Dante lo confonde con Lucio Stazio Ursulo, noto retore vissuto ai tempi di Nerone e nativo di Tolosa. La confusione risale ad autori latini tardoantichi come san Girolamo e Fulgenzio.
Stazio compare nella Divina Commedia come accompagnatore di Dante assieme a Virgilio nel canto XXI del Purgatorio. Dante, infatti, unico tra i suoi contemporanei a quanto se ne sa, credeva che il poeta si fosse convertito al Cristianesimo, sempre grazie a Virgilio, suo mentore certo nella poesia, che il Medioevo considerava precursore e profeta dell'avvento di Cristo.
Tale convinzione fu facilitata dall'oblio da cui erano avvolte ancora al tempo di Dante le Silvae, che avrebbero illuminato certi aspetti privati della personalità di Stazio. Ma, anche prima di Dante, la Tebaide costituiva un'importante fonte di ispirazione per gli scrittori medievali che aspiravano allo sviluppo di un'epica allegorica.

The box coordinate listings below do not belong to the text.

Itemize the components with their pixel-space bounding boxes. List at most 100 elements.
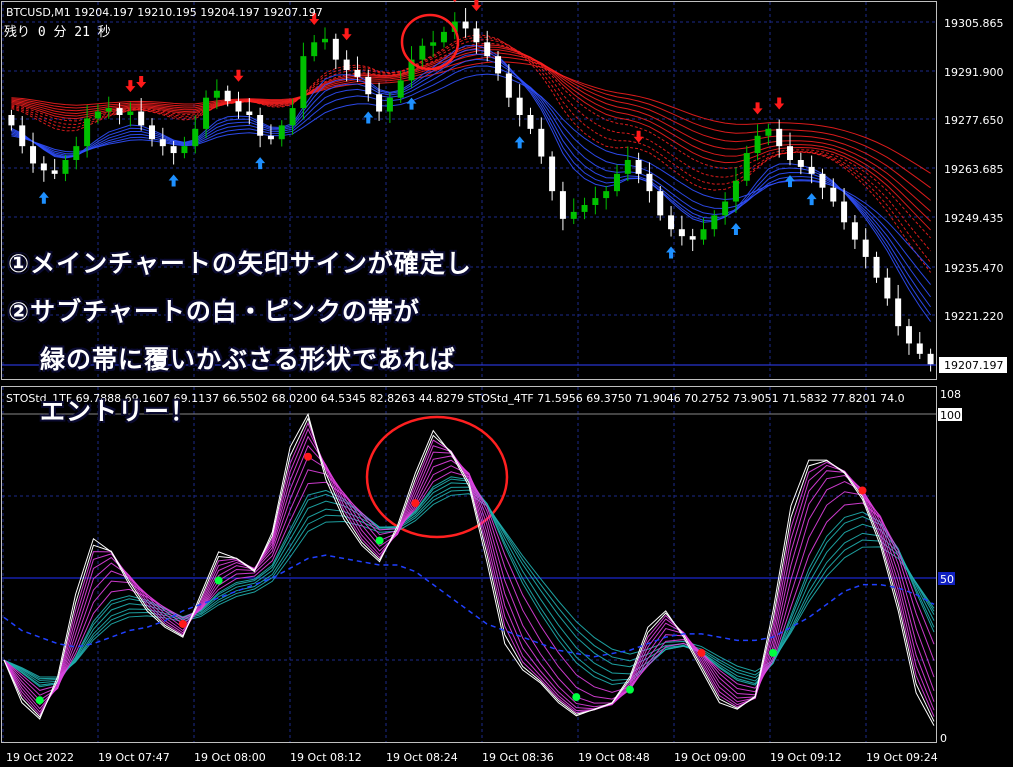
cross-up-dot [375,536,384,545]
time-tick: 19 Oct 09:12 [770,751,842,764]
up-arrow-icon [363,111,374,124]
cross-up-dot [769,648,778,657]
candle-body [808,166,815,174]
up-arrow-icon [38,191,49,204]
candle-body [765,128,772,136]
signal-arrows [38,0,817,259]
time-axis: 19 Oct 2022 19 Oct 07:47 19 Oct 08:00 19… [6,751,938,764]
annotation-line-1: ①メインチャートの矢印サインが確定し [8,249,472,278]
candle-body [289,108,296,126]
candle-body [354,69,361,77]
candle-body [224,90,231,102]
annotation-line-3: 緑の帯に覆いかぶさる形状であれば [40,345,456,374]
time-tick: 19 Oct 07:47 [98,751,170,764]
trading-chart[interactable]: BTCUSD,M1 19204.197 19210.195 19204.197 … [0,0,1013,767]
candle-body [646,173,653,192]
candle-body [332,38,339,60]
candle-body [300,56,307,109]
ma-line-blue [11,45,932,322]
candle-body [678,229,685,237]
candle-body [192,128,199,147]
symbol-header: BTCUSD,M1 19204.197 19210.195 19204.197 … [6,6,323,19]
level-0-label: 0 [940,732,947,745]
candle-body [689,236,696,240]
annotation-line-2: ②サブチャートの白・ピンクの帯が [8,297,420,326]
level-100-label: 100 [940,409,961,422]
candle-body [322,38,329,43]
cross-up-dot [214,576,223,585]
candle-body [116,108,123,115]
candle-body [732,180,739,202]
candle-body [841,201,848,223]
candle-body [851,222,858,240]
candle-body [603,191,610,199]
candle-body [62,159,69,174]
up-arrow-icon [666,246,677,259]
up-arrow-icon [255,157,266,170]
candle-body [397,80,404,98]
price-axis: 19305.865 19291.900 19277.650 19263.685 … [939,17,1007,373]
price-tick: 19221.220 [944,310,1004,323]
white-band-line [3,417,935,722]
price-tick: 19249.435 [944,212,1004,225]
candle-body [581,204,588,212]
down-arrow-icon [774,97,785,110]
up-arrow-icon [806,193,817,206]
teal-band-line [3,493,935,678]
down-arrow-icon [752,102,763,115]
candle-body [635,159,642,174]
candle-body [668,215,675,230]
candle-body [819,173,826,188]
cross-down-dot [411,499,420,508]
candle-body [213,90,220,98]
candle-body [51,170,58,174]
candle-body [246,111,253,115]
price-tick: 19305.865 [944,17,1004,30]
candle-body [916,343,923,354]
candle-body [905,326,912,344]
cross-down-dot [697,648,706,657]
price-tick: 19277.650 [944,114,1004,127]
candle-body [473,28,480,43]
candle-body [484,42,491,57]
candle-body [776,128,783,147]
candle-body [895,298,902,327]
up-arrow-icon [168,174,179,187]
annotation-line-4: エントリー！ [40,397,197,426]
pink-band-line [3,465,935,700]
candle-body [538,128,545,157]
candle-body [148,125,155,140]
candle-body [30,146,37,164]
candle-body [430,42,437,46]
down-arrow-icon [136,76,147,89]
candle-body [419,45,426,60]
candle-body [570,211,577,219]
candle-body [235,101,242,112]
highlight-circle-main [400,13,460,71]
candle-body [613,173,620,192]
candle-body [516,97,523,115]
candle-body [873,256,880,278]
down-arrow-icon [633,130,644,143]
down-arrow-icon [233,69,244,82]
candle-body [657,191,664,216]
current-price-label: 19207.197 [944,359,1004,372]
level-108-label: 108 [940,388,961,401]
cross-up-dot [625,685,634,694]
pink-band-line [3,421,935,717]
candle-body [94,111,101,119]
candle-body [343,59,350,70]
candle-body [73,146,80,160]
candle-body [311,42,318,57]
candle-body [722,201,729,216]
candle-body [592,198,599,205]
time-tick: 19 Oct 09:00 [674,751,746,764]
candle-body [862,239,869,257]
candle-body [700,229,707,240]
candle-body [527,114,534,129]
candle-body [257,114,264,136]
candle-body [127,111,134,115]
price-tick: 19291.900 [944,66,1004,79]
candle-body [505,73,512,98]
candle-body [8,114,15,126]
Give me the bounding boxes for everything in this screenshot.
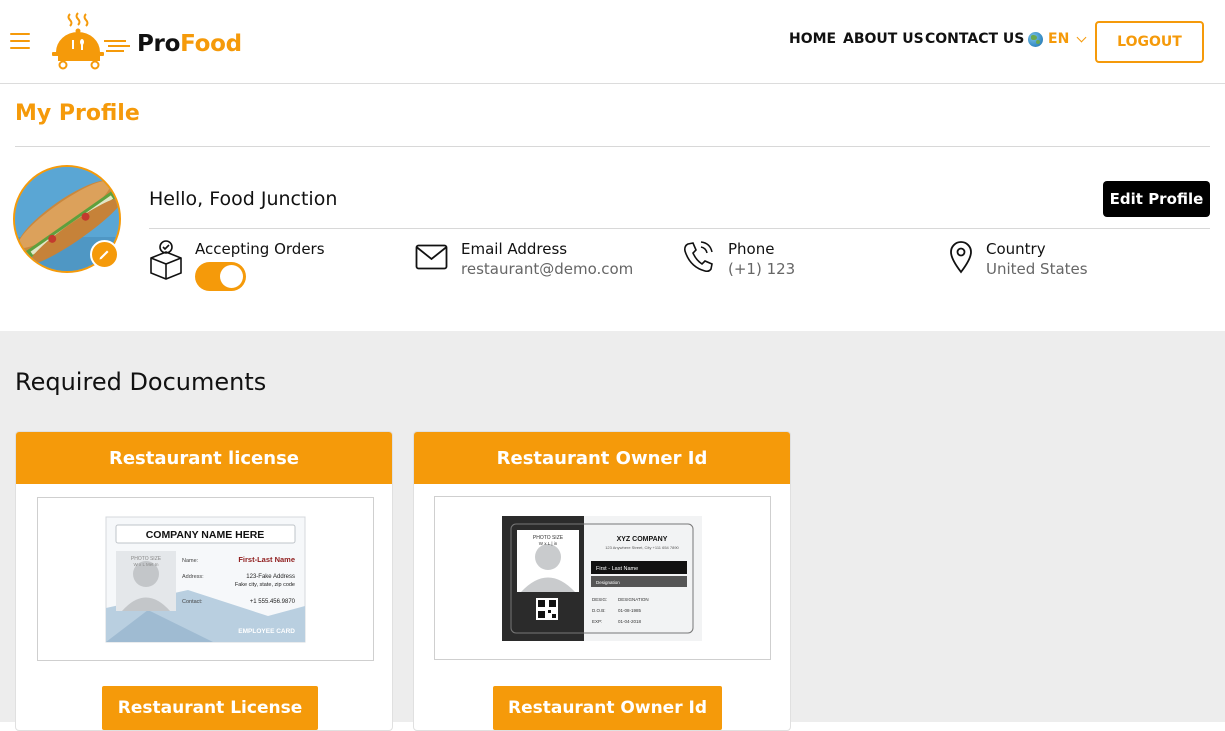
edit-profile-button[interactable]: Edit Profile [1103, 181, 1210, 217]
divider [149, 228, 1210, 229]
owner-dob-value: 01-08-1985 [618, 608, 642, 613]
owner-exp-label: EXP: [592, 619, 602, 624]
document-card-owner-id: Restaurant Owner Id PHOTO SIZE W x L | i… [413, 431, 791, 731]
license-address-line1: 123-Fake Address [246, 574, 295, 580]
license-footer: EMPLOYEE CARD [238, 628, 295, 635]
owner-designation-bar: Designation [596, 580, 620, 585]
card-header: Restaurant license [16, 432, 392, 484]
license-contact-value: +1 555.456.9870 [250, 599, 296, 605]
accepting-orders-toggle[interactable] [195, 262, 246, 291]
owner-address: 123 Anywhere Street, City +111 654 7890 [605, 545, 679, 550]
license-company: COMPANY NAME HERE [146, 529, 265, 541]
logo-text: ProFood [137, 31, 242, 57]
email-label: Email Address [461, 240, 568, 258]
divider [15, 146, 1210, 147]
hamburger-menu-icon[interactable] [10, 33, 30, 49]
documents-title: Required Documents [15, 368, 267, 396]
nav-home[interactable]: HOME [789, 31, 836, 51]
phone-icon [684, 241, 713, 273]
food-delivery-icon [52, 12, 130, 70]
email-value: restaurant@demo.com [461, 260, 634, 278]
license-name-label: Name: [182, 558, 199, 564]
nav-about-us[interactable]: ABOUT US [843, 31, 924, 51]
toggle-knob [220, 265, 243, 288]
globe-icon [1028, 31, 1043, 47]
logo-text-food: Food [180, 31, 242, 57]
license-id-card-image: COMPANY NAME HERE PHOTO SIZE W x L Met I… [105, 516, 306, 643]
location-pin-icon [950, 241, 972, 274]
top-header: ProFood HOME ABOUT US CONTACT US EN LOGO… [0, 0, 1225, 84]
chevron-down-icon [1076, 32, 1087, 42]
owner-dob-label: D.O.B: [592, 608, 606, 613]
owner-company: XYZ COMPANY [617, 536, 668, 543]
logo-text-pro: Pro [137, 31, 181, 57]
owner-exp-value: 01-04-2018 [618, 619, 642, 624]
restaurant-owner-id-button[interactable]: Restaurant Owner Id [493, 686, 722, 730]
language-selector[interactable]: EN [1028, 31, 1087, 47]
license-contact-label: Contact: [182, 599, 203, 605]
owner-photo-sub: W x L | in [539, 541, 558, 546]
document-card-license: Restaurant license COMPANY NAME HERE PHO… [15, 431, 393, 731]
license-photo-sub: W x L Met In [133, 562, 159, 567]
owner-name-bar: First - Last Name [596, 566, 638, 572]
restaurant-license-button[interactable]: Restaurant License [102, 686, 318, 730]
owner-desig-label: DESIG: [592, 597, 607, 602]
logout-button[interactable]: LOGOUT [1095, 21, 1204, 63]
pencil-icon [99, 250, 109, 260]
nav-contact-us[interactable]: CONTACT US [925, 31, 1024, 51]
edit-avatar-button[interactable] [90, 240, 119, 269]
document-preview[interactable]: COMPANY NAME HERE PHOTO SIZE W x L Met I… [37, 497, 374, 661]
license-name-value: First-Last Name [238, 555, 295, 564]
envelope-icon [415, 244, 448, 270]
profood-logo[interactable]: ProFood [50, 12, 250, 72]
country-label: Country [986, 240, 1046, 258]
document-preview[interactable]: PHOTO SIZE W x L | in XYZ COMPANY 123 An… [434, 496, 771, 660]
card-header: Restaurant Owner Id [414, 432, 790, 484]
owner-desig-value: DESIGNATION [618, 597, 649, 602]
country-value: United States [986, 260, 1088, 278]
language-label: EN [1048, 31, 1070, 47]
phone-label: Phone [728, 240, 775, 258]
license-address-line2: Fake city, state, zip code [235, 582, 295, 588]
phone-value: (+1) 123 [728, 260, 796, 278]
page-title: My Profile [15, 101, 140, 126]
package-check-icon [150, 240, 182, 280]
profile-greeting: Hello, Food Junction [149, 188, 338, 210]
accepting-orders-label: Accepting Orders [195, 240, 325, 258]
license-address-label: Address: [182, 574, 204, 580]
owner-id-card-image: PHOTO SIZE W x L | in XYZ COMPANY 123 An… [502, 516, 702, 641]
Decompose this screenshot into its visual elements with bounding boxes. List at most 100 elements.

Lo stesso Dante attinge dalla Tebaide, per esempio per il noto episodio dedicato alla figura del conte Ugolino (Inferno, canto XXXII), ispirato al crudo episodio di Tideo e Melanippo (Tebaide, libro VIII, vv. 733 ss.); oppure per l'immagine delle due lingue di fuoco che ospitano gli spiriti di Ulisse e Diomede (Inferno, canto XXVI), chiaramente ispirato alla scena del libro XII della Tebaide dove, per ironia della sorte, Eteocle e Polinice si trovano a dividere lo stesso rogo funebre e nemmeno nella morte gli spiriti dei due fratelli trovano pace: il fuoco infatti si divide in due lingue distinte, in una lotta e in un'avversione senza fine.